Foucault was as much the engaged intellectual as Sartre. After May 1968, he and his colleagues challenged France’s still-medieval penal system, drawing on the Maoist example (and America’s Black Panthers) to foment street-level action. Foucault’s analyses of sexuality, though less beholden to Maoism, helped fuel the burgeoning gay rights movement.
Richard is unkinder to Philippe Sollers, founder of the avant-garde French journal Tel Quel, who appeared to hitch his ideological wagon to whichever leftist organization was in the ascendency. In 1974, Sollers, Barthes, and feminist scholar Julia Kristeva flew to China to see the Cultural Revolution for themselves. What they saw on their Chinese junket was carefully orchestrated, and their reports faithfully followed the Maoist playbook.

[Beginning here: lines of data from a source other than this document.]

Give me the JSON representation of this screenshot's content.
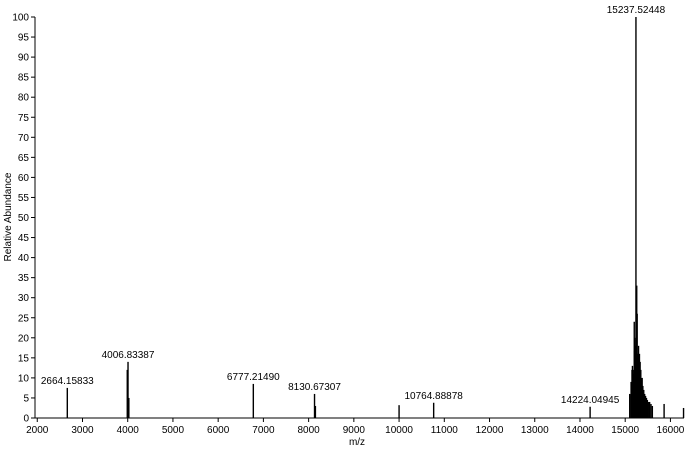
{
  "chart_data": {
    "type": "bar",
    "title": "",
    "xlabel": "m/z",
    "ylabel": "Relative Abundance",
    "xlim": [
      1950,
      16300
    ],
    "ylim": [
      0,
      100
    ],
    "xticks": [
      2000,
      3000,
      4000,
      5000,
      6000,
      7000,
      8000,
      9000,
      10000,
      11000,
      12000,
      13000,
      14000,
      15000,
      16000
    ],
    "yticks": [
      0,
      5,
      10,
      15,
      20,
      25,
      30,
      35,
      40,
      45,
      50,
      55,
      60,
      65,
      70,
      75,
      80,
      85,
      90,
      95,
      100
    ],
    "grid": false,
    "series": [
      {
        "x": [
          2664.15833,
          4006.83387,
          3990,
          4025,
          6777.2149,
          8130.67307,
          8150,
          10000,
          10764.88878,
          14224.04945,
          15100,
          15130,
          15150,
          15160,
          15170,
          15180,
          15190,
          15200,
          15210,
          15220,
          15230,
          15237.52448,
          15245,
          15255,
          15265,
          15275,
          15285,
          15295,
          15305,
          15315,
          15330,
          15345,
          15360,
          15375,
          15390,
          15410,
          15430,
          15450,
          15470,
          15490,
          15510,
          15540,
          15570,
          15600,
          15860,
          16290
        ],
        "y": [
          7.5,
          14,
          12,
          5,
          8.5,
          6,
          3,
          3.2,
          3.8,
          2.8,
          6,
          9,
          12,
          13,
          12,
          11,
          10,
          24,
          20,
          12,
          18,
          100,
          20,
          33,
          26,
          16,
          14,
          18,
          12,
          16,
          14,
          12,
          8,
          10,
          8,
          7,
          6,
          5.5,
          5,
          4.5,
          4,
          4,
          3.5,
          3,
          3.5,
          2.5
        ]
      }
    ],
    "peak_labels": [
      {
        "x": 2664.15833,
        "y": 7.5,
        "text": "2664.15833"
      },
      {
        "x": 4006.83387,
        "y": 14,
        "text": "4006.83387"
      },
      {
        "x": 6777.2149,
        "y": 8.5,
        "text": "6777.21490"
      },
      {
        "x": 8130.67307,
        "y": 6,
        "text": "8130.67307"
      },
      {
        "x": 10764.88878,
        "y": 3.8,
        "text": "10764.88878"
      },
      {
        "x": 14224.04945,
        "y": 2.8,
        "text": "14224.04945"
      },
      {
        "x": 15237.52448,
        "y": 100,
        "text": "15237.52448"
      }
    ]
  }
}
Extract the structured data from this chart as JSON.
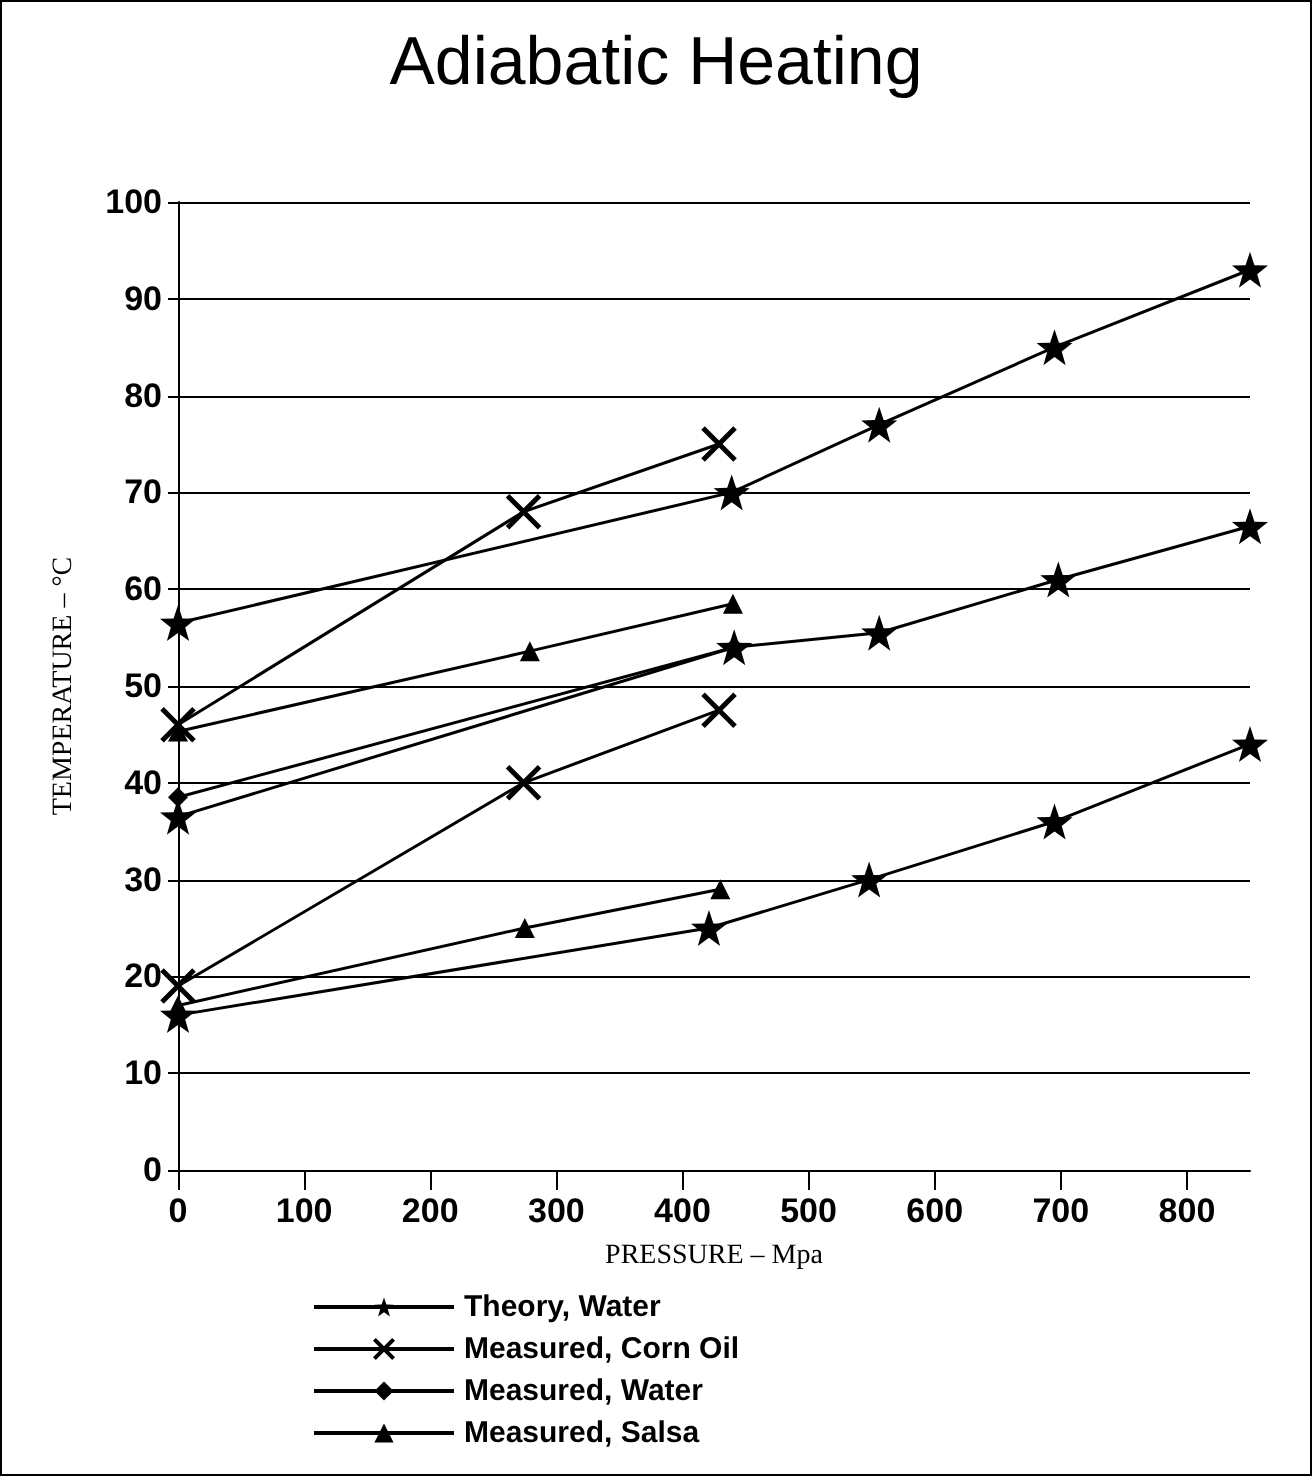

Not long afterward, those who had blithely worn Mao jackets and quoted his “Little Red Book” were chastened as the murderous zeal of Mao’s Red Guards came to light, followed by the unconscionable regime of Cambodian Communist Pol Pot. France’s public intellectuals relinquished revolutionary dreams in favor of human rights.
The Wind from the East devotes more ink than is necessary to its players’ theoretical sparring, but the author’s energy pulls the reader along, and he convincingly argues that Western-style Maoism made a positive transition into gay rights, women’s rights, and human rights that persists to this day.